Wageningen Marine Research zet vraagtekens bij CBS-conclusies Wageningen Marine Research
Westkust 02.11.2017 - Wageningen Marine Research is verbaasd over de conclusies in het Living Planet Rapport, dat CBS en WNF deze week naar buiten brachten, over de teruggelopen hoeveelheid diersoorten in de Noordzee.

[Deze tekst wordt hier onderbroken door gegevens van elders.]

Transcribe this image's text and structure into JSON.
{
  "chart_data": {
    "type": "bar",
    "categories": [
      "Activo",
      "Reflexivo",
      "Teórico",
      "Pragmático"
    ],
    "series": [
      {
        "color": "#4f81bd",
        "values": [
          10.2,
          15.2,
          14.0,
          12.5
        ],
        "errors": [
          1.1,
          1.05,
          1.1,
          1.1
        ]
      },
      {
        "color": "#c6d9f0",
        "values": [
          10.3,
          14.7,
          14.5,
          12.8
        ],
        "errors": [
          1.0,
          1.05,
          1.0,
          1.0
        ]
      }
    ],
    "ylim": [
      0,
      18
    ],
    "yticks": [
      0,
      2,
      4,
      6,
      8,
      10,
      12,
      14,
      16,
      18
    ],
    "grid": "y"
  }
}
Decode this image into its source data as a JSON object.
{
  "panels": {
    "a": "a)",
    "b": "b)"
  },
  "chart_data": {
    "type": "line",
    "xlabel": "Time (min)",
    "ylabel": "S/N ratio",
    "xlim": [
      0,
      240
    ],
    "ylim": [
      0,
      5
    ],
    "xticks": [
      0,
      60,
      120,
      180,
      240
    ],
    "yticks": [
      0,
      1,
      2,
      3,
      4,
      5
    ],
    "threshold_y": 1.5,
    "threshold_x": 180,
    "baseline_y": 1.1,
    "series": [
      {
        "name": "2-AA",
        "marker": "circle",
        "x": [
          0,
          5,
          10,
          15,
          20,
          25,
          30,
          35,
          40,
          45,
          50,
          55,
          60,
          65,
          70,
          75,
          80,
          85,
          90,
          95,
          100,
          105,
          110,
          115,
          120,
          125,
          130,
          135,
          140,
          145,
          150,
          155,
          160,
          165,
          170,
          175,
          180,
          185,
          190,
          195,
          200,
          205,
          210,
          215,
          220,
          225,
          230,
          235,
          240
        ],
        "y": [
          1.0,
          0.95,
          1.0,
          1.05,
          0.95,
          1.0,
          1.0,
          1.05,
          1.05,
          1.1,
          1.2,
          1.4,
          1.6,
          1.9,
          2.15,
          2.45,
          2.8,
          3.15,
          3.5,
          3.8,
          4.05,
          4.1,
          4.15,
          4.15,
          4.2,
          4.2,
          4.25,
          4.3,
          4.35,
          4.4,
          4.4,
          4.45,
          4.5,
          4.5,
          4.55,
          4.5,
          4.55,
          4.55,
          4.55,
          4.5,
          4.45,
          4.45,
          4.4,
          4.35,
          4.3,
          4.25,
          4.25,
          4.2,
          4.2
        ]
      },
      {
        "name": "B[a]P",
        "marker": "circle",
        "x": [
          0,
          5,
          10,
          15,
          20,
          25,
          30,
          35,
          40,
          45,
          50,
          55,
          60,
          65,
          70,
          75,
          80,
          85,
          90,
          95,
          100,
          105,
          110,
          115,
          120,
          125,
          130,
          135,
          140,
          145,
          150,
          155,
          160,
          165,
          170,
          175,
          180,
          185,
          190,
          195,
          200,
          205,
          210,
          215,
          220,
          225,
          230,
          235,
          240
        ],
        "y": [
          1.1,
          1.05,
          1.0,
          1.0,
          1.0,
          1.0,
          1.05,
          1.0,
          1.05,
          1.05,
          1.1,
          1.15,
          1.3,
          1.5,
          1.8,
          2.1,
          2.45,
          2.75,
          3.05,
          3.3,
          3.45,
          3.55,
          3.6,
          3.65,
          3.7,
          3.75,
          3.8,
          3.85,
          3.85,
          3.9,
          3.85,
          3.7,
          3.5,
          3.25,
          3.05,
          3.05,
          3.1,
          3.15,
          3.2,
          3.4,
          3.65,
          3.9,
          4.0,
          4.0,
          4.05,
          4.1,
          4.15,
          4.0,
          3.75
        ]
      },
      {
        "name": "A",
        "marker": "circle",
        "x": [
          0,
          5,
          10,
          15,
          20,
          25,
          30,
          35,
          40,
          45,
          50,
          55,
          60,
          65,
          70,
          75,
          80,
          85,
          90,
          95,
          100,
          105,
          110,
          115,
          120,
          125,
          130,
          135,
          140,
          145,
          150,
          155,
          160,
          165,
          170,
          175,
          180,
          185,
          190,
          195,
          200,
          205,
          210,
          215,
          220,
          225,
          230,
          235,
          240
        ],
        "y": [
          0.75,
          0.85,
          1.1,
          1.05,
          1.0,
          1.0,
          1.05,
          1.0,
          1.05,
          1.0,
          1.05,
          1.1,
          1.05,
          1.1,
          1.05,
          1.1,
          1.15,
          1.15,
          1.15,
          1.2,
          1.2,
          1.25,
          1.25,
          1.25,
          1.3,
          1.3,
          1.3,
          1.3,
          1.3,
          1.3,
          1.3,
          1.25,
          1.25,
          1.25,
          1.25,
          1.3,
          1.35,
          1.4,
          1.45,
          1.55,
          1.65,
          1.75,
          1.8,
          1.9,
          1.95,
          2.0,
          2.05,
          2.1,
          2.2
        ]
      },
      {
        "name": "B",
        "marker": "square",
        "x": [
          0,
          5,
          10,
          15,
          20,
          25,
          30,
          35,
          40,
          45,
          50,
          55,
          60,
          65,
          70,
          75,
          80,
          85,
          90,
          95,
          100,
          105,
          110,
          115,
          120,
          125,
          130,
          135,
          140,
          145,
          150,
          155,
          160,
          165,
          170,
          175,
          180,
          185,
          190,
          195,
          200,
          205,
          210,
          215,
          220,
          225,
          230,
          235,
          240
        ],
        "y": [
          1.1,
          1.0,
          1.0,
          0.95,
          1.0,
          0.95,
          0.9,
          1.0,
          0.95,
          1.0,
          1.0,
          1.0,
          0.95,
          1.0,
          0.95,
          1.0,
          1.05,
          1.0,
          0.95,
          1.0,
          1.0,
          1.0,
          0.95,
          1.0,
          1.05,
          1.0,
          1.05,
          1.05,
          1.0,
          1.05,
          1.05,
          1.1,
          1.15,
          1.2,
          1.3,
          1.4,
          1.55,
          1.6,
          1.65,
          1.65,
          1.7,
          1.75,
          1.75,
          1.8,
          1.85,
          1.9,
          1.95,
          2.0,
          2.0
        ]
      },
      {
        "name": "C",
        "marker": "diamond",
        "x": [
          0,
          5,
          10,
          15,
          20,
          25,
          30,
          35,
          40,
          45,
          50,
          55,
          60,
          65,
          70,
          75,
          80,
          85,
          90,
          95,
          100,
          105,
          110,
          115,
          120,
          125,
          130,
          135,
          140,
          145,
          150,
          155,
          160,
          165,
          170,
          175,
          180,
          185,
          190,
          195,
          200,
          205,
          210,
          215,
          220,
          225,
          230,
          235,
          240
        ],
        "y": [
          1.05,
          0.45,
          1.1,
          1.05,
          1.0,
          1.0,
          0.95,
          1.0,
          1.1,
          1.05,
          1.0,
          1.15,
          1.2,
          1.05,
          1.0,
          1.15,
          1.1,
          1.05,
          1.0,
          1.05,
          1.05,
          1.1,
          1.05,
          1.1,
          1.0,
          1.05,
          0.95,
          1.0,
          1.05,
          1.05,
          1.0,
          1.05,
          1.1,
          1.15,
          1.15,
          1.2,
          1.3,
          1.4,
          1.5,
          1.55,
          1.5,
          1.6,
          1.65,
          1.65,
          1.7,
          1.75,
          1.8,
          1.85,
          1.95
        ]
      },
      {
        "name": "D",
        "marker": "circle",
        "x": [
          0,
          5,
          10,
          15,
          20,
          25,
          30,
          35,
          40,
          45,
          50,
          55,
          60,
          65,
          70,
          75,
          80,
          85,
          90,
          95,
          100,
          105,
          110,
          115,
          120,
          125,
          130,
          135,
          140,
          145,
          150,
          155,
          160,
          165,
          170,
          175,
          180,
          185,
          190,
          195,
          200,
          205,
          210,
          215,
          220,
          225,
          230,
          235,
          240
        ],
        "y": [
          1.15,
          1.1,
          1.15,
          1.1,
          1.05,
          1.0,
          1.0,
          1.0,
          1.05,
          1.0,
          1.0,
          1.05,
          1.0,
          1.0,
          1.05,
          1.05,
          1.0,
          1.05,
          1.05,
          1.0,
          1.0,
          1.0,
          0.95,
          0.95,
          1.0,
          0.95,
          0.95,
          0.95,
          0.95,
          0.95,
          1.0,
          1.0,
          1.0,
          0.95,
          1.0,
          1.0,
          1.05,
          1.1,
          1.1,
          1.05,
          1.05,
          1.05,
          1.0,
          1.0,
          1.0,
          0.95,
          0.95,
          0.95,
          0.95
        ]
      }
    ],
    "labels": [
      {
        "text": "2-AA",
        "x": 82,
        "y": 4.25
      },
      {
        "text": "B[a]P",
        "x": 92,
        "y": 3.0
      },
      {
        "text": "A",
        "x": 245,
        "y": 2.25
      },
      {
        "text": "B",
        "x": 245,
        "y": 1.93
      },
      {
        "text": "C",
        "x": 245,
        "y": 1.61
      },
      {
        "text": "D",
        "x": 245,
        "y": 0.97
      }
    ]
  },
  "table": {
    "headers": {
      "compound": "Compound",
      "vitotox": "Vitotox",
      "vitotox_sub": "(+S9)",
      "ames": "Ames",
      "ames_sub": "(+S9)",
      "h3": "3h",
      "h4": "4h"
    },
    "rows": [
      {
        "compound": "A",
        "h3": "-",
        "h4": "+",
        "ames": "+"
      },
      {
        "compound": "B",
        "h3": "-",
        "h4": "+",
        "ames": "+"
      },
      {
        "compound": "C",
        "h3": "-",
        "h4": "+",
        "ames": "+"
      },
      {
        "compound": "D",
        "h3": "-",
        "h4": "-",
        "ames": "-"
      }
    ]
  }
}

“Dertig procent minder dieren in de Noordzee”, kopt het Centraal Bureau voor de Statistiek (CBS) in haar nieuwsbericht. Dit zou vooral komen door bodemvisserij. Dit is uitgewerkt in het Living Planet rapport dat het CBS samen met het Wereld Natuur Fonds (WNF) heeft opgesteld. Hierin is ook gebruik gemaakt van data van Wageningen Marine Research. ‘Deze conclusie kun je op basis van die gegevens niet trekken, zegt Ingrid Tulp, onderzoeker bij Wageningen Marine Research.
Geen oorzakelijk verband
Tulp verbaast zich over deze interpretatie. ‘Ik vind het vreemd hoe klakkeloos oorzaken worden opgehangen aan deze trends. De data wordt alleen verzameld voor monitoring van verschillende diersoorten, om te onderzoeken hoe populaties ervoor staan. Voor vis wordt data bijvoorbeeld gebruikt om te adviseren hoeveel er gevist kan worden. We hebben maar in zeer beperkte mate onderzoek gedaan naar de oorzaken achter de trends. Het CBS en WNF trekken nu conclusies terwijl ze zelf geen onderzoek hebben gedaan.’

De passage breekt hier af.